McCoppin Hub is one of a decreasing number of public spaces with places to sit, a restful sanctuary.  Anyone can use the benches.  Of course, they are relatively more useful for people who have no home of their own, especially because it is now illegal to sit or lie down on sidewalks in San Francisco.

“The law, in its majestic equality, forbids the rich as well as the poor to sleep under bridges, to beg in the streets, and to steal bread.” — Anatole France, 1894.

Near McCoppin Hub, for over a year, police barricades have lined Duboce Avenue/13th Street/Division Street, something reminiscent of authoritarian countries in the developing world.  Is “liberal” San Francisco so different?

City officials will cite the funds they spend on the homeless.  Indeed, they spend many millions per year while homelessness increases.  Their approach is akin to fixing a leaky roof by buying more buckets.
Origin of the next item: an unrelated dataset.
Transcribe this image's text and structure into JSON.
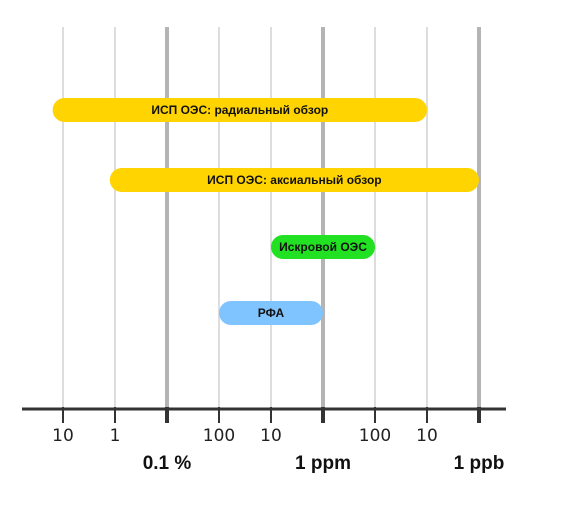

Some perspective.  The best estimate on the cost to build a closed park, McCoppin Hub, is $2M.  It is certainly more than that because the park is undergoing the second remodel of its short life.  But let’s stick to $2M.  San Francisco Food Not Bombs shares food two evenings per week. A generous estimate of our out of pocket yearly expenses is $100. $2M could sustain San Francisco Food Not Bombs for 20,000 years.

Jane Kim is the elected member of the San Francisco Board of Supervisors for the district containing McCoppin Hub and pushed to build a fence around this unenclosed park.  She is a member of the Democratic Party, like all elected officials and, undoubtedly, almost all commission members and department heads in San Francisco.

Local Democrat Party officials rightfully decry President Trump’s attacks on sanctuary cities and immigration.  “We build bridges not walls.”  Locally, where they have actual influence and power, they are building fences and erecting barricades to exclude the dispossessed.

Supervisor Kim’s most meaningful policy achievement is the passage for an area of her Supervisorial District, in 2011, at the behest of Mayor Ed Lee, of the Mid-Market, or Twitter, tax break, which directly subsidized tech and real estate interests.

Her actions epitomize the policies of elected officials throughout the United States:  tax breaks for corporations and the rich; fences, exclusion, truncheons and bullets for the poor.  And she is on the progressive, whatever that means, team.

Let’s march to City Hall and shout, at the top of our lungs, words made famous by a recent President, like all of them, opposed to social justice, “Mr. Lee and Ms. Kim, tear down that fence.”  Better yet, let’s tear it down ourselves.

For Amilcar Perez Lopez, Luis Gongora Pat and all others seeking a better life in cities, sanctuary or otherwise, only to have the cities’ armed guards kill them.